Well, some full disclosure on my part is in order. While I was an elected Bencher in 2019, that was precisely my position when a resolution was debated to introduce a mandatory Indigenous cultural competency training program for B.C. lawyers, and I wrote a Minority Report with respect to that position. At that time, I had no problem with such a program being introduced. I just had a problem with it being mandatory.
But that was then, and this is now. I have since realized that I was not only wrong, but I was on the wrong side of history. So I changed my mind.
In June 2020, a 26-year-old Indigenous woman named Chantel Moore from the Tla-o-qui-aht First Nation moved to Edmundston, New Brunswick and was visited by a police officer for what was called a “wellness check,” as a result of troubling messages a friend had seen on her Facebook page.

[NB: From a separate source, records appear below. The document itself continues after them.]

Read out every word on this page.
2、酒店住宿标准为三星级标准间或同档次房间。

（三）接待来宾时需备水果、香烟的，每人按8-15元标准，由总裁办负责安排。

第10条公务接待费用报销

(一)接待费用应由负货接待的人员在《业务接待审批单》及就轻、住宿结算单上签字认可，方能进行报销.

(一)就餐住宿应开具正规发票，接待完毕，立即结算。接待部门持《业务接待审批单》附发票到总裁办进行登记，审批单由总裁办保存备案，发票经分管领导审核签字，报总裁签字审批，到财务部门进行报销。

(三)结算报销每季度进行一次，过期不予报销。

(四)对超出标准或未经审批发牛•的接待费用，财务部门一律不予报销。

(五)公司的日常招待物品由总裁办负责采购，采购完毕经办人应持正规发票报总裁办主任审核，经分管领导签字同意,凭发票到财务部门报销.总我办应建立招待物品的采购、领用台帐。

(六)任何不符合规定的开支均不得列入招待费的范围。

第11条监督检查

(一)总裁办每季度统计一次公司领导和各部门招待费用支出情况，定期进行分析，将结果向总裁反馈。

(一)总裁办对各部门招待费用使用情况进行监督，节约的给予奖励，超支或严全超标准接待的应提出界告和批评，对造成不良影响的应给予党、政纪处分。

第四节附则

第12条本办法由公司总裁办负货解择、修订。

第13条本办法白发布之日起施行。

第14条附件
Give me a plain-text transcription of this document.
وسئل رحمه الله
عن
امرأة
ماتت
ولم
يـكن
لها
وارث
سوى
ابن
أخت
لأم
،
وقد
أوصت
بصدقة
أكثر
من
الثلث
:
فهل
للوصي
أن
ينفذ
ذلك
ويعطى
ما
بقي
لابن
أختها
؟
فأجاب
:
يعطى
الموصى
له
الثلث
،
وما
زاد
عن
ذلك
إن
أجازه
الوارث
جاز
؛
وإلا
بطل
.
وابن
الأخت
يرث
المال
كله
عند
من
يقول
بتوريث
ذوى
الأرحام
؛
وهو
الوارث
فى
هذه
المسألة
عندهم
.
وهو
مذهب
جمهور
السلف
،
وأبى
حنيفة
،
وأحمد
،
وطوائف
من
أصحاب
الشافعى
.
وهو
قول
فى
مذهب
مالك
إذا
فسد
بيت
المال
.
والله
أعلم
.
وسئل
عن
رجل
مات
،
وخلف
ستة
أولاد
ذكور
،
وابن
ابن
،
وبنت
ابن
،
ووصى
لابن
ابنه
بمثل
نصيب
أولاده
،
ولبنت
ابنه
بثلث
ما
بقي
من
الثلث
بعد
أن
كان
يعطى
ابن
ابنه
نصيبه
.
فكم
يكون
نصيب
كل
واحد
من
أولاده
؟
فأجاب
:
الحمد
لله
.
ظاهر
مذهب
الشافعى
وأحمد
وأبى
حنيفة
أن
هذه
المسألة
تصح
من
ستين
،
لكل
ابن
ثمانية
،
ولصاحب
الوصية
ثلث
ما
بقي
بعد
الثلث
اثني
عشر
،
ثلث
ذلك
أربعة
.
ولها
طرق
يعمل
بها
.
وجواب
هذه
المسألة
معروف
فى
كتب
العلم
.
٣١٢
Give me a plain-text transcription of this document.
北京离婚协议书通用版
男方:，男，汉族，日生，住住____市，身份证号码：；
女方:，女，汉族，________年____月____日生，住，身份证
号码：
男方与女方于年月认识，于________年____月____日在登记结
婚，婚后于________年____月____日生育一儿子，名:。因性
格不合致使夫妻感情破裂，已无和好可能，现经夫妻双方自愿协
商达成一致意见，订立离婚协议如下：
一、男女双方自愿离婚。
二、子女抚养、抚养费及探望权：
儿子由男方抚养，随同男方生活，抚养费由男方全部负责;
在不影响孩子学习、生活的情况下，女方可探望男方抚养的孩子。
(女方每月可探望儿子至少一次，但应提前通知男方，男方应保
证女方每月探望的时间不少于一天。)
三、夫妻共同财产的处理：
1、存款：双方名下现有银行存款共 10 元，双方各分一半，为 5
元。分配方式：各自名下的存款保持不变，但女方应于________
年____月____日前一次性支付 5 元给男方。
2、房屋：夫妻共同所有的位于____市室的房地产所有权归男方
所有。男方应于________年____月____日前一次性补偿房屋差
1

Apparently, Ms. Moore may have thought an intruder had broken into her apartment, so she picked up a kitchen knife and threatened the officer. The officer was equipped with pepper spray and a baton but instead of using them, he chose to shoot Ms. Moore four times until “the threat was no longer present.” Even if he was threatened with a knife, he didn’t “wing her” in the leg or in the shoulder like they do on TV cop shows. He didn’t use his baton or his pepper spray. Instead, he fired four bullets into her and killed her: in a “wellness check” of all things.
Also in 2020, Chief Allan Adam of the Athabasca Chipewyan First Nation was tackled and repeatedly punched by an RCMP officer, who had approached Chief Adam regarding an expired license plate. During his arrest (and some verbal altercations between Chief Adam and the police), an officer ran at him at full speed, knocked him down and repeatedly punched him while shouting “Don’t Resist” (which is as ironical as it is reprehensible). Fortunately, the tackle and beating were captured by a dashcam video for the entire world to see. His scarred and bloodied face was featured in the US, UK, and European media and the RCMP looked more like KGB thugs than a respected Canadian police service. Charges against Chief Adam were subsequently dropped, but one has to wonder if they would’ve been dropped had there not been a dashcam filming the clear abuse of force by the police. This echoes something Will Smith said in 2016, which was prophetically repeated in 2020 after the murder of George Floyd by members of the
Minneapolis police: racism isn’t getting worse, it’s getting filmed.
Despite comprising 5% of Canada’s population, something like 30% of Canada’s prisoners are Indigenous and 55% of the prison population in Alberta, Saskatchewan, and Manitoba are Indigenous. In 2017, a CTV news analysis found that an Indigenous person in Canada is over 10 times more likely to be shot and killed by a police officer than a white person. Between 2017 and 2020, 25 Indigenous people were shot and killed by the police. And these statistics don’t include incarceration and shootings of other visible minorities such as Black Canadians.
I’m well into B.C.’s course on Indigenous Cultural Competency, which I imagine is similar to that offered in Alberta. It’s extremely well done. It’s interesting. It’s balanced (even when balance wasn’t always necessary). It discusses, in historical terms, what colonialism did to the First Nations populations of B.C. in a factual and nonjudgmental way.
And it’s something that should be mandatory among all B.C. lawyers.